Советский язык — явление уникальное. Его нельзя сводить ни к политическому слою русского языка, ни к одной из разновидностей бюрократического лексикона, хотя исторически он, несомненно, возник на основе последнего. Целиком национализированный государством, советский язык насаждается и культивируется коммунистами как универсальный заменитель русского языка. Он постепенно проникает во все сферы духовной деятельности человека — литературу, искусство, науку. Семантика этого языка отражает не социальную реальность, а идейное мифотворчество; она выявляет не объективные общественные процессы и явления, а коммунистическое мировоззрение в его наложении на действительность.…
Сборник, представляемый на суд читателя, - это история страны в документах ЦК КПСС и КГБ, повествующих о репрессиях в СССР, главным образом с 1937 по 1990 год. Сборник составлен из документов Общего отдела ЦК КПСС, куда поступали доклады КГБ о преследованиях граждан страны за инакомыслие. В документах «секретных» и «совершенно секретных», направлявшихся с Лубянки{1} на Старую площадь{2}, сообщалось буквально обо всем: о подготовке агрессии против соседних стран, об арестах и высылке опасных диссидентов П.Г. Григоренко, В.К. Буковского и других, о том, что говорил со сцены сатирик М.
В книге рассказывается история главного героя, который сталкивается с различными проблемами и препятствиями на протяжении всего своего путешествия. По пути он встречает множество второстепенных персонажей, которые играют важные роли в истории. Благодаря опыту главного героя книга исследует такие темы, как любовь, потеря, надежда и стойкость. По мере того, как главный герой преодолевает свои трудности, он усваивает ценные уроки жизни и растет как личность.

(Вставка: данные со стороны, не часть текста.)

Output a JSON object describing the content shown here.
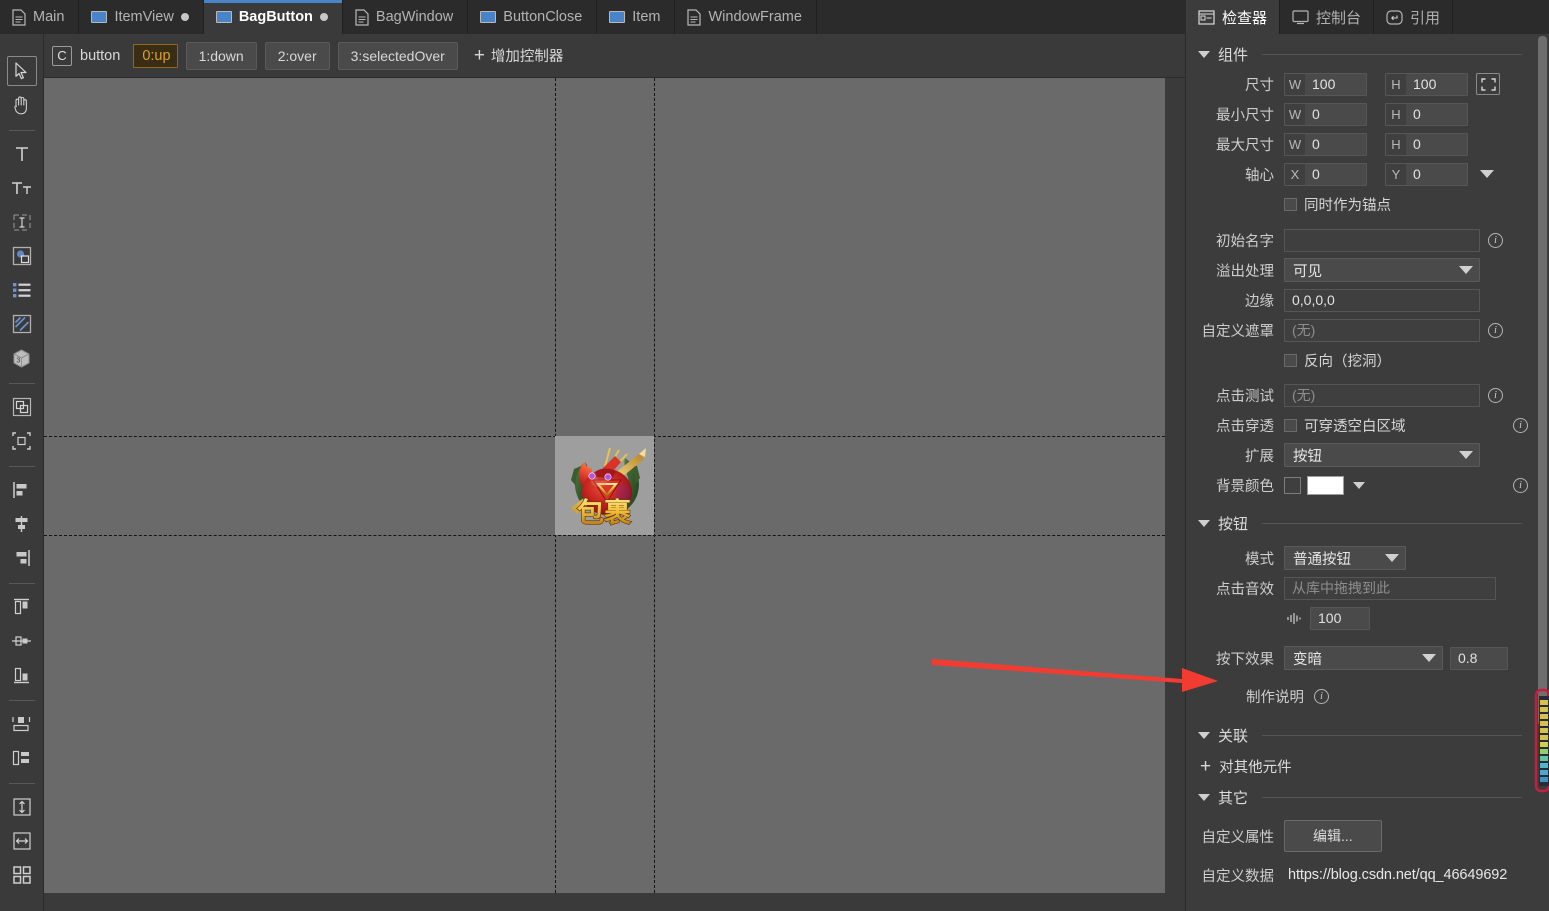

На страницах агитационной брошюры рассказывается о коварных планах германских фашистов поработить народы СССР и о зверствах, с которыми гитлеровцы осуществляют эти планы на временно оккупированных территориях Советского Союза.
В книге рассказывается история главного героя, который сталкивается с различными проблемами и препятствиями на протяжении всего своего путешествия. По пути он встречает множество второстепенных персонажей, которые играют важные роли в истории. Благодаря опыту главного героя книга исследует такие темы, как любовь, потеря, надежда и стойкость. По мере того, как главный герой преодолевает свои трудности, он усваивает ценные уроки жизни и растет как личность.
В интересной книге М. Брикнера собраны краткие сведения об умирающем и воскресающем спасителе в восточных религиях (Вавилон, Финикия, М. Азия, Греция, Египет, Персия). Брикнер выясняет отношение восточных религий к христианству, проводит аналогии между древними религиями и христианством. Из данных взятых им из истории религий, Брикнер делает соответствующие выводы, что понятие умирающего и воскресающего мессии существовало в восточных религиях задолго до возникновения христианства.